Devant la cour d'assises du Tarn, l'enquêteur de personnalité a raconté le parcours de Delphine Jubillar-Aussaguel, disparue dans la nuit du 15 au 16 décembre 2020.

"C'est la seule occasion que l'on aura de parler de Delphine Aussaguel : c'est aujourd'hui ou jamais", a insisté l'un des avocats généraux, mardi 23 septembre, devant la cour d'assises du Tarn. Toute l'attention est concentrée sur Cédric Jubillar, jugé pour le meurtre de son épouse pendant quatre semaines. Le temps d'une matinée, Valentin Belbeze, qui a effectué l'enquête de personnalité de l'infirmière de 33 ans, a convoqué la disparue dans le tribunal.

Il a interrogé près d'une trentaine de personnes pour tenter de comprendre qui était Delphine Jubillar, née Aussaguel. Outre l'hypermédiatisation de l'affaire, qui a rendu les proches du couple très méfiants, Valentin Belbeze s'est heurté à "une grande difficulté" : quand il tentait de recueillir des informations sur la victime, ses interlocuteurs parlaient essentiellement de Cédric, son mari, unique accusé du procès. "Il prend de la place", note l'enquêteur de personnalité, grand et fluet, à la barre.

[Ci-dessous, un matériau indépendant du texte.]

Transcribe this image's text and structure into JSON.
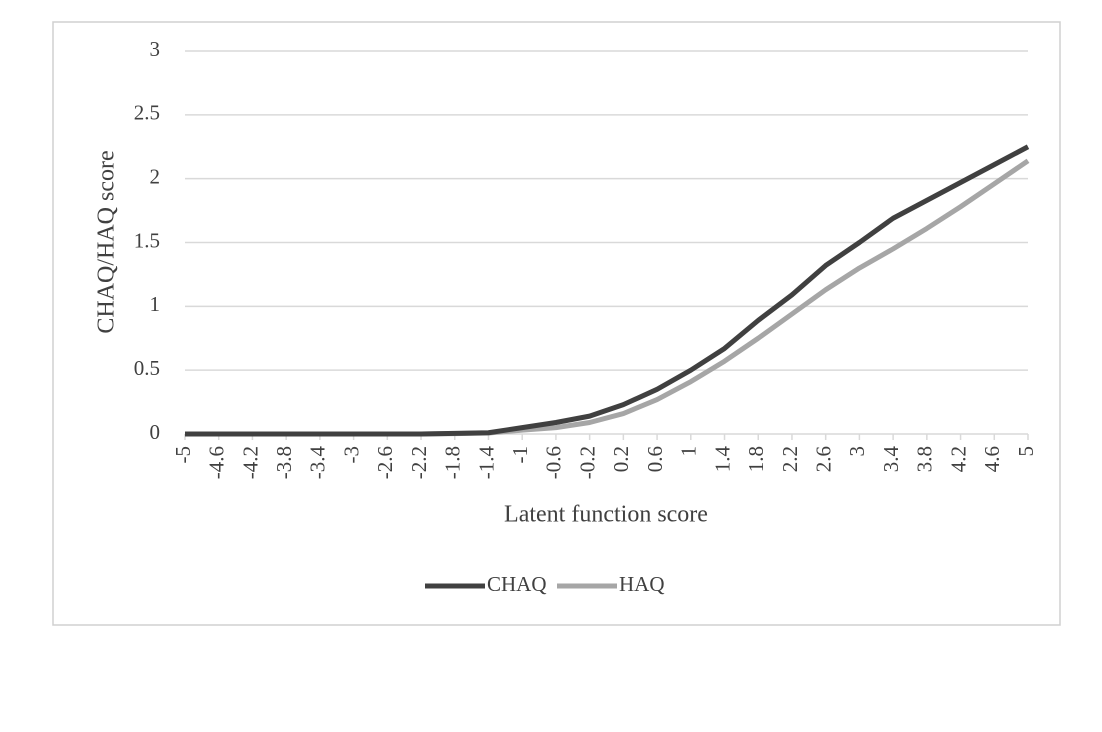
{
  "chart_data": {
    "type": "line",
    "x_label": "Latent function score",
    "y_label": "CHAQ/HAQ score",
    "x": [
      -5,
      -4.6,
      -4.2,
      -3.8,
      -3.4,
      -3,
      -2.6,
      -2.2,
      -1.8,
      -1.4,
      -1,
      -0.6,
      -0.2,
      0.2,
      0.6,
      1,
      1.4,
      1.8,
      2.2,
      2.6,
      3,
      3.4,
      3.8,
      4.2,
      4.6,
      5
    ],
    "series": [
      {
        "name": "CHAQ",
        "color": "#404040",
        "values": [
          0,
          0,
          0,
          0,
          0,
          0,
          0,
          0,
          0.005,
          0.01,
          0.05,
          0.09,
          0.14,
          0.23,
          0.35,
          0.5,
          0.67,
          0.89,
          1.09,
          1.32,
          1.5,
          1.69,
          1.83,
          1.97,
          2.11,
          2.25
        ]
      },
      {
        "name": "HAQ",
        "color": "#a6a6a6",
        "values": [
          0,
          0,
          0,
          0,
          0,
          0,
          0,
          0,
          0.003,
          0.008,
          0.03,
          0.05,
          0.09,
          0.16,
          0.27,
          0.41,
          0.57,
          0.75,
          0.94,
          1.13,
          1.3,
          1.45,
          1.61,
          1.78,
          1.96,
          2.14
        ]
      }
    ],
    "xlim": [
      -5,
      5
    ],
    "xticks": [
      -5,
      -4.6,
      -4.2,
      -3.8,
      -3.4,
      -3,
      -2.6,
      -2.2,
      -1.8,
      -1.4,
      -1,
      -0.6,
      -0.2,
      0.2,
      0.6,
      1,
      1.4,
      1.8,
      2.2,
      2.6,
      3,
      3.4,
      3.8,
      4.2,
      4.6,
      5
    ],
    "ylim": [
      0,
      3
    ],
    "yticks": [
      0,
      0.5,
      1,
      1.5,
      2,
      2.5,
      3
    ],
    "grid": true,
    "legend": "bottom"
  }
}
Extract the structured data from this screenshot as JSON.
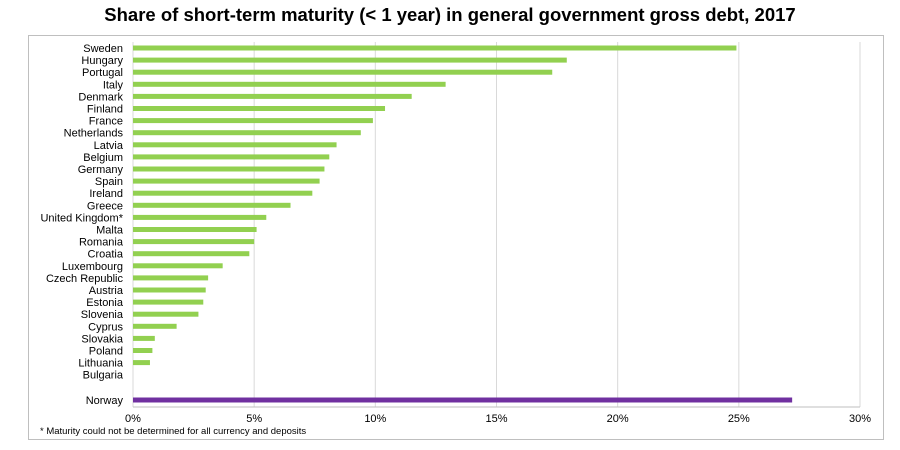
{
  "chart_data": {
    "type": "bar",
    "orientation": "horizontal",
    "title": "Share of short-term maturity (< 1 year) in general government gross debt, 2017",
    "footnote": "* Maturity could not be determined for all currency and deposits",
    "xlim": [
      0,
      30
    ],
    "ticks": [
      "0%",
      "5%",
      "10%",
      "15%",
      "20%",
      "25%",
      "30%"
    ],
    "tick_values": [
      0,
      5,
      10,
      15,
      20,
      25,
      30
    ],
    "grid": true,
    "colors": {
      "eu": "#92d050",
      "non_eu": "#7030a0",
      "grid": "#d9d9d9"
    },
    "categories": [
      "Sweden",
      "Hungary",
      "Portugal",
      "Italy",
      "Denmark",
      "Finland",
      "France",
      "Netherlands",
      "Latvia",
      "Belgium",
      "Germany",
      "Spain",
      "Ireland",
      "Greece",
      "United Kingdom*",
      "Malta",
      "Romania",
      "Croatia",
      "Luxembourg",
      "Czech Republic",
      "Austria",
      "Estonia",
      "Slovenia",
      "Cyprus",
      "Slovakia",
      "Poland",
      "Lithuania",
      "Bulgaria"
    ],
    "values": [
      24.9,
      17.9,
      17.3,
      12.9,
      11.5,
      10.4,
      9.9,
      9.4,
      8.4,
      8.1,
      7.9,
      7.7,
      7.4,
      6.5,
      5.5,
      5.1,
      5.0,
      4.8,
      3.7,
      3.1,
      3.0,
      2.9,
      2.7,
      1.8,
      0.9,
      0.8,
      0.7,
      0.0
    ],
    "separate": {
      "category": "Norway",
      "value": 27.2
    }
  }
}
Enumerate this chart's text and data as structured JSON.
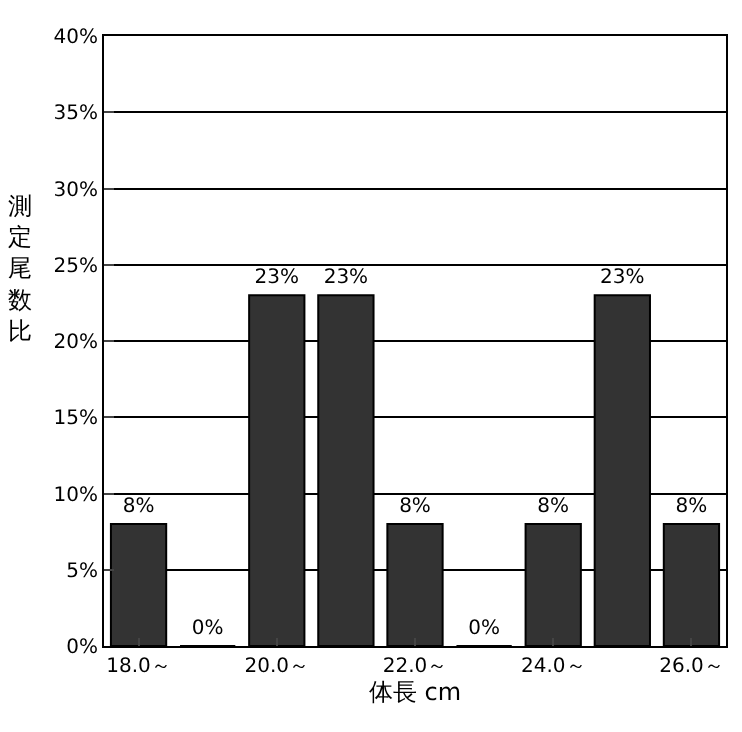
{
  "chart_data": {
    "type": "bar",
    "categories": [
      "18.0～",
      null,
      "20.0～",
      null,
      "22.0～",
      null,
      "24.0～",
      null,
      "26.0～"
    ],
    "values": [
      8,
      0,
      23,
      23,
      8,
      0,
      8,
      23,
      8
    ],
    "value_labels": [
      "8%",
      "0%",
      "23%",
      "23%",
      "8%",
      "0%",
      "8%",
      "23%",
      "8%"
    ],
    "color": "#333333",
    "xlabel": "体長 cm",
    "ylabel": "測定尾数比",
    "ylim": [
      0,
      40
    ],
    "yticks": [
      {
        "value": 0,
        "label": "0%"
      },
      {
        "value": 5,
        "label": "5%"
      },
      {
        "value": 10,
        "label": "10%"
      },
      {
        "value": 15,
        "label": "15%"
      },
      {
        "value": 20,
        "label": "20%"
      },
      {
        "value": 25,
        "label": "25%"
      },
      {
        "value": 30,
        "label": "30%"
      },
      {
        "value": 35,
        "label": "35%"
      },
      {
        "value": 40,
        "label": "40%"
      }
    ],
    "grid": "y"
  }
}
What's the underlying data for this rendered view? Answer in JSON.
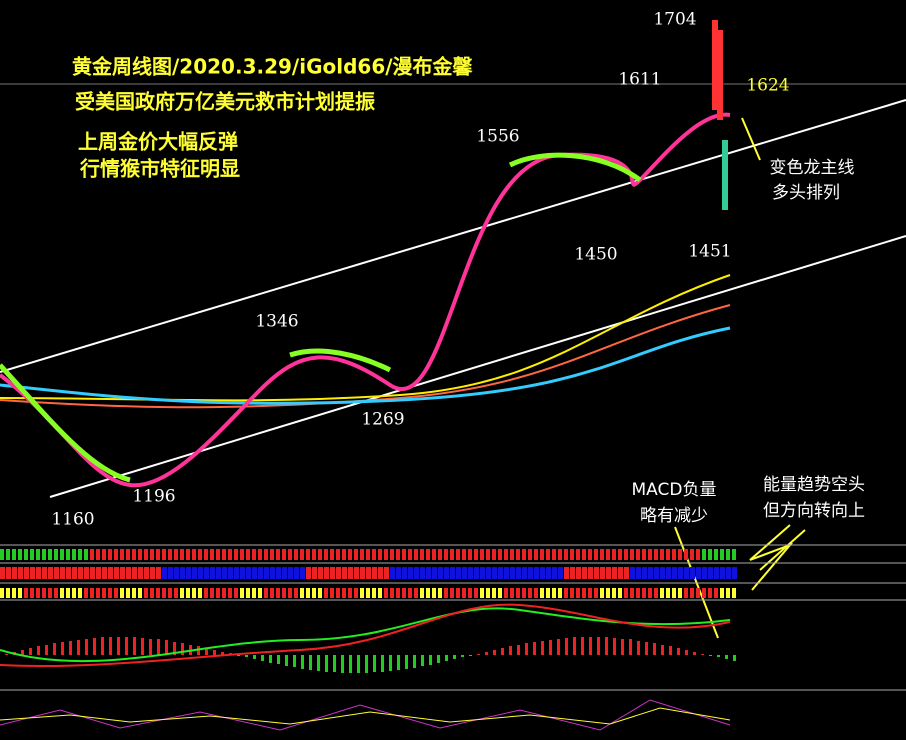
{
  "title_lines": [
    "黄金周线图/2020.3.29/iGold66/漫布金馨",
    "受美国政府万亿美元救市计划提振",
    "上周金价大幅反弹",
    "行情猴市特征明显"
  ],
  "price_labels": [
    1704,
    1611,
    1624,
    1556,
    1450,
    1451,
    1346,
    1269,
    1196,
    1160
  ],
  "annotations": [
    "变色龙主线",
    "多头排列",
    "MACD负量",
    "略有减少",
    "能量趋势空头",
    "但方向转向上"
  ]
}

"Delphine devait se débrouiller seule"

Née le 15 novembre 1987 à Albi, Delphine Jubillar-Aussaguel a grandi aux côtés d'un père très alcoolique, mort en 2000, quand elle n'avait que 12 ans. La jeune femme a toujours été très secrète à son sujet. "C'était tabou son papa, il ne fallait pas en parler", se souvient un ami d'enfance. Sa mère était aimante, mais fragile. "Delphine devait se débrouiller seule", relate ce proche. La fillette s'est ainsi retrouvée "parentifiée" très tôt, chargée d'endosser le rôle d'adulte pour pallier les défaillances parentales. Dès le plus jeune âge, elle s'occupe donc de ses petits frères : Sébastien et Mathieu, né en 1989 et 1995, aidée de sa grande sœur Stéphanie, l'aînée de la fratrie.

Au décès de leur mère, en 2016, Delphine l'habille et la maquille, "endossant son rôle jusqu'au bout", souligne l'enquêteur de personnalité. Les quatre enfants grandissent dans une tour HLM de Gaillac, une petite ville du Tarn, à l'ouest d'Albi, dans des conditions précaires. "Une boîte de raviolis à table, c'était la fête chez eux" et le contenu était scrupuleusement réparti entre chacun. Les frères et sœurs se serrent les coudes toute leur enfance, se jurant de ne plus jamais vivre dans une telle pauvreté. 

A part le redoublement de la sixième, l'année de la mort de son père, Delphine a toujours eu des résultats scolaires "dans la moyenne", précise Valentin Belbeze. Adolescente, elle rêve de devenir infirmière. Une vocation née peut-être lorsqu'elle regarde la série Urgences, glisse sa sœur à la cour, mardi 23 septembre, interrogée pour la première fois. En 2011, pari réussi : Delphine est diplômée de l'école d'infirmière d'Albi.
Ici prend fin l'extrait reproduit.